To handle this situation optimally to avoid any technical difficulties, video providers must utilize an adaptive selection of points of presence with video traffic forwarding between backend servers. Furthermore, for platforms that have users from different geo areas, it’s a good idea to use multi-layered video encoding where possible, such as encoding the same video in different bandwidths and resolutions on the client-side.

Andrey Sorokin Senior Solution Architect

Lockdown Hits the Industry Hard

The current lockdown is hitting the film and video industries hard, forcing the reexamination of our business practices and future plans. Reports indicate that the global film industry is facing a loss of $5 billion due to the COVID-19 pandemic. Hot on the heels of 2019’s all-time global box office high of $31.1 billion, the international film industry now faces an unprecedented challenge. People can’t go to movie theaters, while actors and crews can’t join together to shoot new films.

The lockdown is causing industry concerns around the world, as theaters, actors, directors, and the rest of the film industry struggles to remain productive while the coronavirus pandemic continues to pose a serious threat to our health. Hollywood and the rest of the global film industry are already suffering, and some streaming services may find themselves in a similar situation soon if they’re unable to deliver new content. Of all the video streaming platforms, Netflix appears to have a distinct advantage with the largest number of projects in its pipeline, but only time will tell exactly how this will play out in the coming period.

Advertising Challenges, Subscriber Decline

People are spending more time than usual streaming video due to stay-at-home orders. This should be good news for ad revenue, right? Unfortunately, that’s not the case. Not yet, at least.
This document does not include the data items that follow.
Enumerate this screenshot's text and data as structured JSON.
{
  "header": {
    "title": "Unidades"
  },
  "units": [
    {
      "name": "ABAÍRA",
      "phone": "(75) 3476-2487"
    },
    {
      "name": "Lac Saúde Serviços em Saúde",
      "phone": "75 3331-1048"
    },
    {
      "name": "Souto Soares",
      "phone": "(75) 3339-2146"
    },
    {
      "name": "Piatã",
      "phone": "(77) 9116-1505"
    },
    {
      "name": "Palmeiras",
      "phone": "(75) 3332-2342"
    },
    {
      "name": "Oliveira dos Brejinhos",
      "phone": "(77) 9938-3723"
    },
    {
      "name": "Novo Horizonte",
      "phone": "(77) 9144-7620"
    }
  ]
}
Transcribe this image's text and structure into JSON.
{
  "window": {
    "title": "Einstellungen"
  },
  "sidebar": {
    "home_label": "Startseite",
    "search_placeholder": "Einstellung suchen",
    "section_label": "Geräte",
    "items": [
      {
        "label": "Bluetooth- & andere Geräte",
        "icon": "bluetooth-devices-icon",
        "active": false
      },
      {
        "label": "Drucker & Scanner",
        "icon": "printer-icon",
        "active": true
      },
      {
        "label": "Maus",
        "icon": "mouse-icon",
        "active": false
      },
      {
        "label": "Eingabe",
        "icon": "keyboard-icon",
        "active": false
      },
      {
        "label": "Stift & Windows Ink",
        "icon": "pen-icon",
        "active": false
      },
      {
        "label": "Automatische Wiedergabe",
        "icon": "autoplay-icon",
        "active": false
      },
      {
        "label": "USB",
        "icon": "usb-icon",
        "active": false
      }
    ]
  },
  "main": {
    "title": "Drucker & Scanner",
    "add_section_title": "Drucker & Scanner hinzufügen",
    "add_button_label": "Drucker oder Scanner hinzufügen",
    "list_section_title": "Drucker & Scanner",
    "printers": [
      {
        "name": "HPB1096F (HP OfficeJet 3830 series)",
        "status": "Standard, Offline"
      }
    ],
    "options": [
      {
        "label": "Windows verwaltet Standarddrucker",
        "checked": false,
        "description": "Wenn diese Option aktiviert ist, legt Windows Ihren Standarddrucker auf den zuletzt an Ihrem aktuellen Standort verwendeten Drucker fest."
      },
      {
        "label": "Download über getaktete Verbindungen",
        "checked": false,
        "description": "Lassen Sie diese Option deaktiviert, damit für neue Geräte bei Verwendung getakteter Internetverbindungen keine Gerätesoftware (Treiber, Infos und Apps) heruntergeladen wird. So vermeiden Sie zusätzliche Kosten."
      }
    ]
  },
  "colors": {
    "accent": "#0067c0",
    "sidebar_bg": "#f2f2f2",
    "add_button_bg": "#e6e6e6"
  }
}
The dramatic growth of video streaming results in additional available advertising time. However, while viewing consumption rises, the demand for ad space is declining due to the major slowdown of overall economic activity.

“We have had straight cancellations; we’ve had clients postponing campaigns,” explained Mike Evans, senior vice president of demand facilitation for SpotX, which works with more than 600 media companies with a wide reach of 42 million internet-connected TV households. “The volatility first and foremost—and the obvious one—is in travel. That’s taken a massive hit. I don’t know how that’s going to continue.”

At the same time, the increased ad space provides an opportunity for marketers to capitalize on the expansive viewership to spread their message widely. If the lockdown continues for much longer, I expect we’ll see new ad campaigns coming forward with innovative strategies that take advantage of the unusual situation people are currently facing around the world.

As the global economy sits idle, unemployment in the United States and elsewhere is skyrocketing. With business largely on hold, many people are expected to cancel their video streaming subscriptions until their income returns to normal. Sports streaming is taking the biggest hit as events continue to be canceled. ESPN is taking advantage of esports in an attempt to keep viewers entertained, and I expect to see various new initiatives popping up to fill the void until regular sporting events can be held again.

The COVID-19 pandemic is challenging for us all. Many streaming platforms and other companies are offering free content during this time to illustrate their generosity and good faith. Although the coronavirus situation continues to present serious challenges for our industry, there is still great hope that we’ll come out of this difficult period to enjoy a prosperous landscape for us all.